Nadie en su sano juicio podría poner en duda el éxito alcanzado por el Instituto Federal Electoral IFE en sus quince años de vida, recién cumplidos el 21 de octubre.
Lo que poco antes de 1990 pudiera haber sonado a deseo difícilmente realizable: no poner en duda la legalidad de los procesos electorales y por ende la legitimidad de origen de quienes resultaron triunfadores de dichos procesos, es hoy en día una asombrosa realidad merced a la enorme labor realizada por el IFE a lo largo de estos tres lustros de vida.
La ciudadanización del Instituto y la responsabilidad con que asumieron sus tareas los funcionarios y empleados de los organismos encargados de darle ese sesgo ciudadano de transparencia y claridad al fenómeno electoral, es lo que hoy nos permite afirmar que la primera tarea encomendada se cumplió con éxito.
Sin embargo, queda pendiente una segunda gran tarea: reducir los altísimos costos de los procesos electorales, el financiamiento a los partidos y la operación misma del Instituto y los demás organismos encargados de velar por la legalidad y credibilidad de los procesos electorales tanto a nivel federal como en cada uno de los estados.
A decir de Jorge Alcocer la operación del IFE se ha disparado de los poco más de mil millones de pesos que se dispusieron en el año de 1991 a los siete mil 994 millones que se solicitaron para el ejercicio 2006; por su parte, para el financiamiento de los partidos políticos, en 1991 se solicitaron 108 millones, y para 2006 serán cuatro mil 926 millones.
A su vez, el Tribunal Electoral del Poder Judicial de la Federación (TEPJF) requirió 35 millones en 1991, y ahora solicita mil 294 millones de pesos.

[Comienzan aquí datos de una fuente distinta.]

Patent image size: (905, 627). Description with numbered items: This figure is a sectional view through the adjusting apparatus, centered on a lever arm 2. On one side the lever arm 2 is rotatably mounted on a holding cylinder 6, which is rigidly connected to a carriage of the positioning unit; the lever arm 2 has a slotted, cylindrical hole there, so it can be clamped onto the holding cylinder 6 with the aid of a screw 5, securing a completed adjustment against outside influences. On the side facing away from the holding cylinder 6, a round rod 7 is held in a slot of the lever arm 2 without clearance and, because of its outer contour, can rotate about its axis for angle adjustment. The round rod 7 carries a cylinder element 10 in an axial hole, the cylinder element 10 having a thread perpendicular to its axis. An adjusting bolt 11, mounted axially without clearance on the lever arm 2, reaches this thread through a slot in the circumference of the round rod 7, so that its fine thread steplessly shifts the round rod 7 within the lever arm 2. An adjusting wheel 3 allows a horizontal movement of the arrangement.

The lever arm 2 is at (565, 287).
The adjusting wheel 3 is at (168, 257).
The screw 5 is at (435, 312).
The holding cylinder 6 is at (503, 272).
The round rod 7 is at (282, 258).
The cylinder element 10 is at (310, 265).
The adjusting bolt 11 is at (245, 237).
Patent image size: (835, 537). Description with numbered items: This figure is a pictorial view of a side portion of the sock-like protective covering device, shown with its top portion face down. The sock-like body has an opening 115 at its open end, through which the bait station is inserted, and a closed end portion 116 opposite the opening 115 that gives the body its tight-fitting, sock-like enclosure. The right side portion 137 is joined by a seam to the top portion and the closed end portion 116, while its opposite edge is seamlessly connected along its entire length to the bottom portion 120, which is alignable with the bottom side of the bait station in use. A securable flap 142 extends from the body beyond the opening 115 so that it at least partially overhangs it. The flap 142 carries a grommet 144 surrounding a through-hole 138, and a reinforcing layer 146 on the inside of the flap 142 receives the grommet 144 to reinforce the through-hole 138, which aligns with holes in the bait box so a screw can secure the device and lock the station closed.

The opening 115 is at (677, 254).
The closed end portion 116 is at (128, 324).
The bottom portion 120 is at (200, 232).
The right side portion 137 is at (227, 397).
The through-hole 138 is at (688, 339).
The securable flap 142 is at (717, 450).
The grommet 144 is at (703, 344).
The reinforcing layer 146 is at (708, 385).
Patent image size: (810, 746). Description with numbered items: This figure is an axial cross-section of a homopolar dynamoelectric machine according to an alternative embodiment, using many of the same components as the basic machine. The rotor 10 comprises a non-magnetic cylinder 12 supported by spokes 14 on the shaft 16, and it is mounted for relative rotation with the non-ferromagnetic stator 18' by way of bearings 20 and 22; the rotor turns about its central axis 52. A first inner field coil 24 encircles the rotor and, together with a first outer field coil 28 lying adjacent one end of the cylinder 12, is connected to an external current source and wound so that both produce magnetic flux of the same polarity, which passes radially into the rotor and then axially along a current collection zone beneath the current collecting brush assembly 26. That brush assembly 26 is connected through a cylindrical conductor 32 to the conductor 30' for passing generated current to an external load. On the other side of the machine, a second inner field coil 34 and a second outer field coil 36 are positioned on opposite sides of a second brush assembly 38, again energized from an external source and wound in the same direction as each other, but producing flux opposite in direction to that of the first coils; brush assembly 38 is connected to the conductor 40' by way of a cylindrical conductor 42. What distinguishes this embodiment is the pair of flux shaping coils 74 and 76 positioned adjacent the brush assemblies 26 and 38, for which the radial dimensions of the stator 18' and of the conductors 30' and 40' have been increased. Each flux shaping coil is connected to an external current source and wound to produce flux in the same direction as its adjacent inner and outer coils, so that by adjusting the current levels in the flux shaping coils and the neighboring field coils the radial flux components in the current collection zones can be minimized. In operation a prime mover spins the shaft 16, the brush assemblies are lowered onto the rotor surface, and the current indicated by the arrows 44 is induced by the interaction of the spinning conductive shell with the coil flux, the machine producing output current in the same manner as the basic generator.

En total, el gasto publico electoral federal se aumentó de mil 229 millones a 14 mil 214 millones de pesos, y si a eso se suman los gastos de los tribunales electorales locales, el gasto público nacional será de casi 17 mil millones de pesos.
Pero después viene el financiamiento a los partidos políticos que cuentan con una partida presupuestal de casi cinco mil millones, buena parte de dicha cantidad acaba en las dos grandes televisoras y otra parte sirve para ensuciar ciudades y pueblos con pintas de barda, gallardetes puestos en los postes, que después se olvidan de retirar, calcomanías pegadas en automóviles muchas veces sin permiso del dueño, espectaculares que ofenden la inteligencia por sus frases hechas insustanciales y demagógicas y sus promesas incumplibles.
La democracia cuesta no sólo esfuerzo, honestidad, eficacia y entrega por parte de cada uno de los ciudadanos que desean un país más participativo, justo y libre, sino también el dinero necesario para que los procesos por lo que fluyen los afanes democráticos se lleven a cabo. Sin embargo, creo que en nuestro país esos costos tienen que ser mucho más moderados. Los países más democráticos del orbe gastan mucho menos que nosotros y sus procesos electorales son más cortos, menos desgastantes e igualmente creíbles.